The difference in the data with the first scenario is "Plant_d_b" is sampled from the mainland so it is now encoded as not being present on the island (`"not_present"`).

```{r}
island_tbl <- extract_island_species(phylod = phylod, extraction_method = "min")
island_tbl
```

We extract the island community data and see that again 2 colonisations are inferred, but this time there is not a `min_age` extracted as there are no subspecies divergences on the island.

## Scenario: species-dependent endemicity encoding (endemics)

Revisiting the first scenario where we had multiple tips in the phylogeny from the same species, all labelled as non-endemic, independent of where the species sample came from, but this time the species is endemic to the island rather than non-endemic.

```{r, species-encode-endemic, fig.height=5, fig.width=8}
endemicity_status <- c("not_present", "not_present", "not_present", "endemic", 
                       "endemic", "not_present", "not_present", 
                       "not_present", "endemic", "not_present")
phylod <- phylobase::phylo4d(phylo, as.data.frame(endemicity_status))
plot_phylod(phylod)
island_tbl <- extract_island_species(phylod = phylod, extraction_method = "min")
island_tbl
```

The same extraction procedure, using the `"min"` algorithm, produces two endemic colonists. The multi-tip species is extracted with a colonisation time taken as the stem age of the species and minimum time of colonisation is taken from the within-species divergence (branching) time.

The extraction also works if you have more samples/tips per species. Here we increase the number of tips in the "Plant_d" species to 4.

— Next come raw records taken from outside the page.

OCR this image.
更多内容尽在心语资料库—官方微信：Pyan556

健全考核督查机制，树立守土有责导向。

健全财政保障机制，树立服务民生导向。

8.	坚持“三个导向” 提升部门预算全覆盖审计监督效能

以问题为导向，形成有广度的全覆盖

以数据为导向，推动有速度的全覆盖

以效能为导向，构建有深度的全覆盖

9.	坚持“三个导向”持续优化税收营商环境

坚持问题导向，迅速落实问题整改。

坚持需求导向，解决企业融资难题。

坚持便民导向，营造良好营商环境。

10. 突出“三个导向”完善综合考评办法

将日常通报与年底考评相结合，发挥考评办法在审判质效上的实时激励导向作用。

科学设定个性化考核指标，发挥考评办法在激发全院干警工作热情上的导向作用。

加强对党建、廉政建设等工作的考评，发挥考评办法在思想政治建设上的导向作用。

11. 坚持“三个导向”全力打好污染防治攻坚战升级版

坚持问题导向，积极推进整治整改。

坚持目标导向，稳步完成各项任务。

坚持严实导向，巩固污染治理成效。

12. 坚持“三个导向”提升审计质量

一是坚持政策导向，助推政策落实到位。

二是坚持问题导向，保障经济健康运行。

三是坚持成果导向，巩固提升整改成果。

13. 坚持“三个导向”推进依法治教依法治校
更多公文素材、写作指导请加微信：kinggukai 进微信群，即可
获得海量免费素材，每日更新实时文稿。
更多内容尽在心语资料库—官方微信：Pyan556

```{r, species-encode-endemic-3, fig.height=5, fig.width=8}
phylobase::tipLabels(phylo) <- c("Plant_a", "Plant_d_a", "Plant_d_b",
                                 "Plant_d_c", "Plant_d_d", "Plant_b", "Plant_c",
                                 "Plant_e", "Plant_f", "Plant_g")
endemicity_status <- c("not_present", "endemic", "endemic", "endemic", 
                       "endemic", "not_present", "not_present", 
                       "not_present", "endemic", "not_present")
phylod <- phylobase::phylo4d(phylo, as.data.frame(endemicity_status))
plot_phylod(phylod)
island_tbl <- extract_island_species(phylod = phylod, extraction_method = "min")
island_tbl
```

The minimum age of colonisation in this case is the crown age of the 4 samples of the same species, with all species samples stored in the `$species` column.

## Scenario: geography-dependent endemicity encoding (multiple island samples)

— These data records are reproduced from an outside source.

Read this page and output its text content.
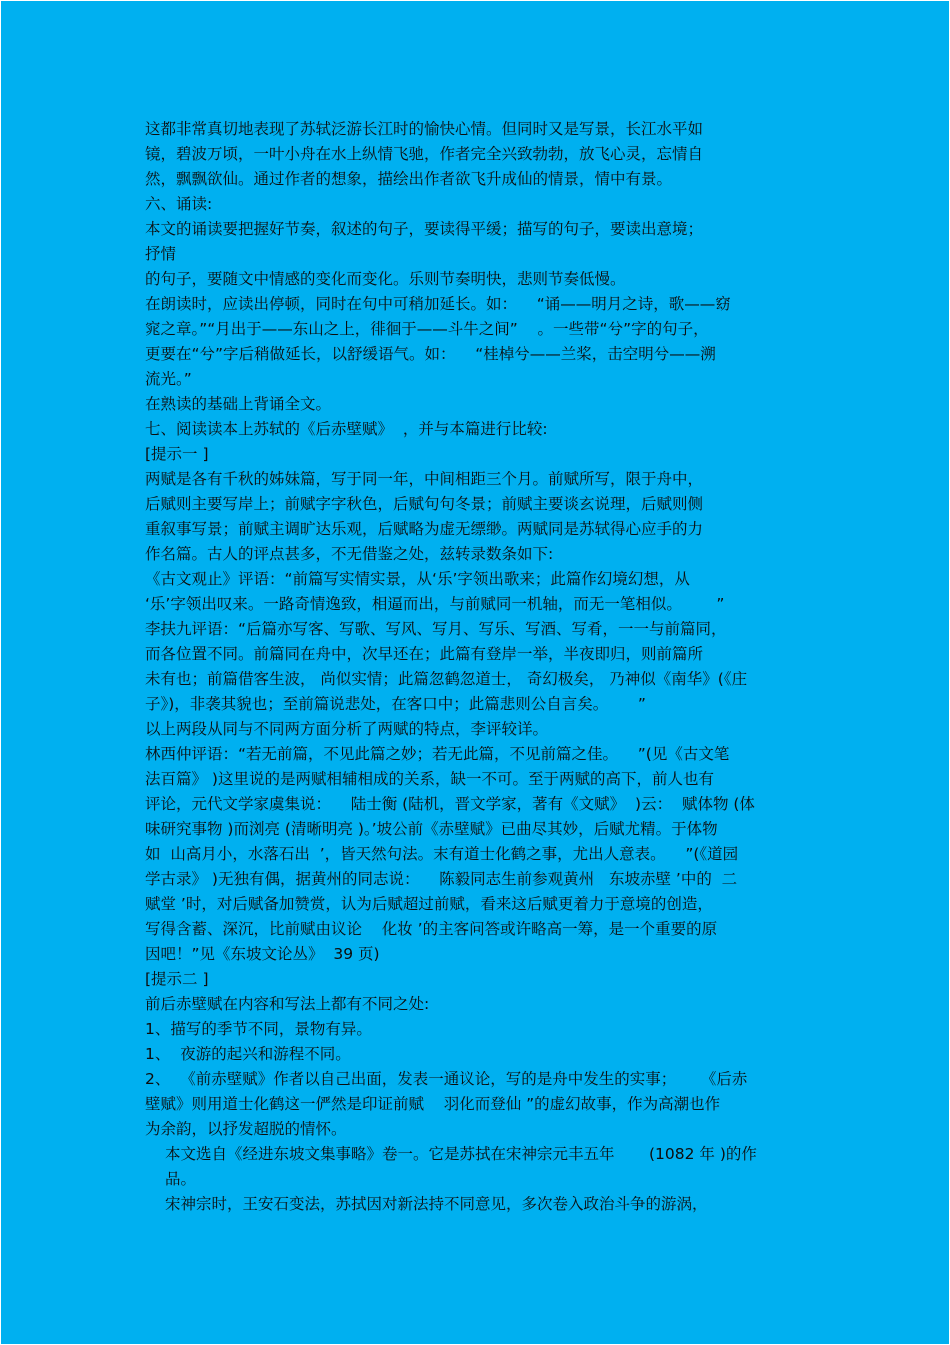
这都非常真切地表现了苏轼泛游长江时的愉快心情。但同时又是写景，长江水平如
镜，碧波万顷，一叶小舟在水上纵情飞驰，作者完全兴致勃勃，放飞心灵，忘情自
然，飘飘欲仙。通过作者的想象，描绘出作者欲飞升成仙的情景，情中有景。
六、诵读:
本文的诵读要把握好节奏，叙述的句子，要读得平缓；描写的句子，要读出意境；
抒情
的句子，要随文中情感的变化而变化。乐则节奏明快，悲则节奏低慢。
在朗读时，应读出停顿，同时在句中可稍加延长。如：    “诵——明月之诗，歌——窈
窕之章。”“月出于——东山之上，徘徊于——斗牛之间”    。一些带“兮”字的句子，
更要在“兮”字后稍做延长，以舒缓语气。如：    “桂棹兮——兰桨，击空明兮——溯
流光。”
在熟读的基础上背诵全文。
七、阅读读本上苏轼的《后赤壁赋》  ，并与本篇进行比较:
[提示一 ]
两赋是各有千秋的姊妹篇，写于同一年，中间相距三个月。前赋所写，限于舟中，
后赋则主要写岸上；前赋字字秋色，后赋句句冬景；前赋主要谈玄说理，后赋则侧
重叙事写景；前赋主调旷达乐观，后赋略为虚无缥缈。两赋同是苏轼得心应手的力
作名篇。古人的评点甚多，不无借鉴之处，兹转录数条如下:
《古文观止》评语：“前篇写实情实景，从‘乐’字领出歌来；此篇作幻境幻想，从
‘乐’字领出叹来。一路奇情逸致，相逼而出，与前赋同一机轴，而无一笔相似。       ”
李扶九评语：“后篇亦写客、写歌、写风、写月、写乐、写酒、写肴，一一与前篇同，
而各位置不同。前篇同在舟中，次早还在；此篇有登岸一举，半夜即归，则前篇所
未有也；前篇借客生波， 尚似实情；此篇忽鹤忽道士， 奇幻极矣， 乃神似《南华》(《庄
子》)，非袭其貌也；至前篇说悲处，在客口中；此篇悲则公自言矣。      ”
以上两段从同与不同两方面分析了两赋的特点，李评较详。
林西仲评语：“若无前篇，不见此篇之妙；若无此篇，不见前篇之佳。    ”(见《古文笔
法百篇》 )这里说的是两赋相辅相成的关系，缺一不可。至于两赋的高下，前人也有
评论，元代文学家虞集说：    陆士衡 (陆机，晋文学家，著有《文赋》  )云：  赋体物 (体
味研究事物 )而浏亮 (清晰明亮 )。’坡公前《赤壁赋》已曲尽其妙，后赋尤精。于体物
如  山高月小，水落石出  ’，皆天然句法。末有道士化鹤之事，尤出人意表。    ”(《道园
学古录》 )无独有偶，据黄州的同志说：    陈毅同志生前参观黄州   东坡赤壁 ’中的  二
赋堂 ’时，对后赋备加赞赏，认为后赋超过前赋，看来这后赋更着力于意境的创造，
写得含蓄、深沉，比前赋由议论    化妆 ’的主客问答或许略高一筹，是一个重要的原
因吧！”见《东坡文论丛》  39 页)
[提示二 ]
前后赤壁赋在内容和写法上都有不同之处:
1、描写的季节不同，景物有异。
1、  夜游的起兴和游程不同。
2、  《前赤壁赋》作者以自己出面，发表一通议论，写的是舟中发生的实事；     《后赤
壁赋》则用道士化鹤这一俨然是印证前赋    羽化而登仙 ”的虚幻故事，作为高潮也作
为余韵，以抒发超脱的情怀。
本文选自《经进东坡文集事略》卷一。它是苏拭在宋神宗元丰五年       (1082 年 )的作
品。
宋神宗时，王安石变法，苏拭因对新法持不同意见，多次卷入政治斗争的游涡，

Lastly, we look once again at the endemicity encoding where island samples are labelled as endemic or non-endemic, and mainland samples are labelled not on the island (even if a non-endemic island species, _geography-dependent labelling_). This time with multiple samples from the island that are monophyletic.

In this scenario we look at a simple case of a single island species ("Plant_g") in the tree, with 3 samples, 2 on the island ("Plant_g_island_a" and "Plant_g_island_b") and 1 on the mainland ("Plant_g_mainland").

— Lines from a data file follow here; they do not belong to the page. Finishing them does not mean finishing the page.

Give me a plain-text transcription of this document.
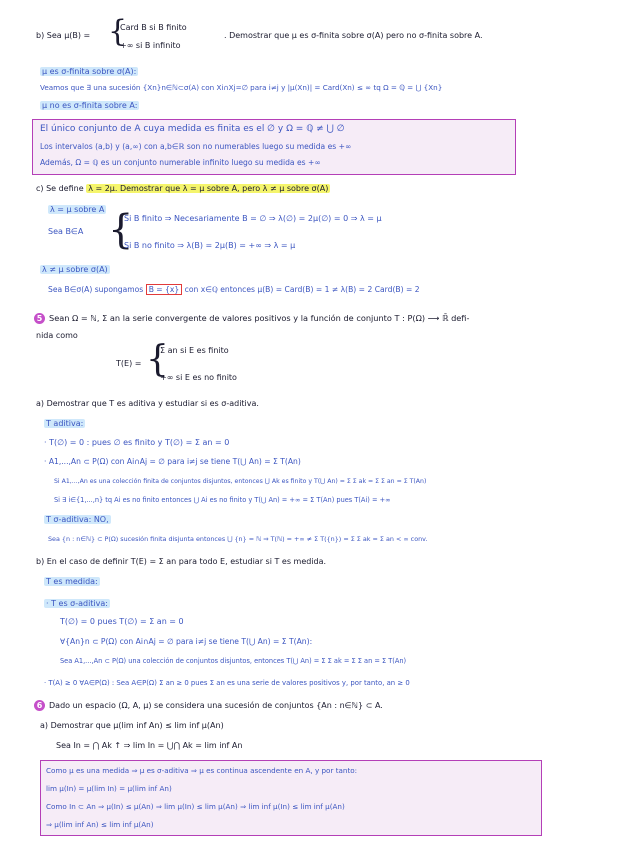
b) Sea μ(B) = {
Card B si B finito
+∞ si B infinito
. Demostrar que μ es σ-finita sobre σ(A) pero no σ-finita sobre A.
μ es σ-finita sobre σ(A):
Veamos que ∃ una sucesión {Xn}n∈ℕ⊂σ(A) con Xi∩Xj=∅ para i≠j y |μ(Xn)| = Card(Xn) ≤ ∞ tq Ω = ℚ = ⋃ {Xn}
μ no es σ-finita sobre A:
El único conjunto de A cuya medida es finita es el ∅ y Ω = ℚ ≠ ⋃ ∅
Los intervalos (a,b) y (a,∞) con a,b∈ℝ son no numerables luego su medida es +∞
Además, Ω = ℚ es un conjunto numerable infinito luego su medida es +∞
c) Se define λ = 2μ. Demostrar que λ = μ sobre A, pero λ ≠ μ sobre σ(A)
λ = μ sobre A
Sea B∈A {
Si B finito ⇒ Necesariamente B = ∅ ⇒ λ(∅) = 2μ(∅) = 0 ⇒ λ = μ
Si B no finito ⇒ λ(B) = 2μ(B) = +∞ ⇒ λ = μ
λ ≠ μ sobre σ(A)
Sea B∈σ(A) supongamos B = {x} con x∈ℚ entonces μ(B) = Card(B) = 1 ≠ λ(B) = 2 Card(B) = 2
5 Sean Ω = ℕ, Σ an la serie convergente de valores positivos y la función de conjunto T : P(Ω) ⟶ ℝ̄ defi-
nida como
T(E) = {
Σ an si E es finito
+∞ si E es no finito
a) Demostrar que T es aditiva y estudiar si es σ-aditiva.
T aditiva:
· T(∅) = 0 : pues ∅ es finito y T(∅) = Σ an = 0
· A1,...,An ⊂ P(Ω) con Ai∩Aj = ∅ para i≠j se tiene T(⋃ An) = Σ T(An)
Si A1,...,An es una colección finita de conjuntos disjuntos, entonces ⋃ Ak es finito y T(⋃ An) = Σ Σ ak = Σ Σ an = Σ T(An)
Si ∃ i∈{1,...,n} tq Ai es no finito entonces ⋃ Ai es no finito y T(⋃ An) = +∞ = Σ T(An) pues T(Ai) = +∞
T σ-aditiva: NO,
Sea {n : n∈ℕ} ⊂ P(Ω) sucesión finita disjunta entonces ⋃ {n} = ℕ ⇒ T(ℕ) = +∞ ≠ Σ T({n}) = Σ Σ ak = Σ an < ∞ conv.
b) En el caso de definir T(E) = Σ an para todo E, estudiar si T es medida.
T es medida:
· T es σ-aditiva:
T(∅) = 0 pues T(∅) = Σ an = 0
∀{An}n ⊂ P(Ω) con Ai∩Aj = ∅ para i≠j se tiene T(⋃ An) = Σ T(An):
Sea A1,...,An ⊂ P(Ω) una colección de conjuntos disjuntos, entonces T(⋃ An) = Σ Σ ak = Σ Σ an = Σ T(An)
· T(A) ≥ 0 ∀A∈P(Ω) : Sea A∈P(Ω) Σ an ≥ 0 pues Σ an es una serie de valores positivos y, por tanto, an ≥ 0
6 Dado un espacio (Ω, A, μ) se considera una sucesión de conjuntos {An : n∈ℕ} ⊂ A.
a) Demostrar que μ(lim inf An) ≤ lim inf μ(An)
Sea In = ⋂ Ak ↑ ⇒ lim In = ⋃⋂ Ak = lim inf An
Como μ es una medida ⇒ μ es σ-aditiva ⇒ μ es continua ascendente en A, y por tanto:
lim μ(In) = μ(lim In) = μ(lim inf An)
Como In ⊂ An ⇒ μ(In) ≤ μ(An) ⇒ lim μ(In) ≤ lim μ(An) ⇒ lim inf μ(In) ≤ lim inf μ(An)
⇒ μ(lim inf An) ≤ lim inf μ(An)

```{r, geo-encode-2-island, fig.height=5, fig.width=8}
phylobase::tipLabels(phylo) <- c("Plant_a", "Plant_b", "Plant_c", "Plant_d",
                                 "Plant_e", "Plant_f", "Plant_g_mainland",
                                 "Plant_g_island_b", "Plant_g_island_a", 
                                 "Plant_h")
endemicity_status <- c("not_present", "not_present", "not_present", 
                       "not_present", "not_present", "not_present", 
                       "not_present", "nonendemic", "nonendemic", 
                       "not_present")
phylod <- phylobase::phylo4d(phylo, as.data.frame(endemicity_status))
plot_phylod(phylod)
island_tbl <- extract_island_species(phylod = phylod, extraction_method = "min")
island_tbl
```

The extracted island colonist has a colonisation time as the stem age of the island samples and the minimum colonisation time as the divergence of the island samples.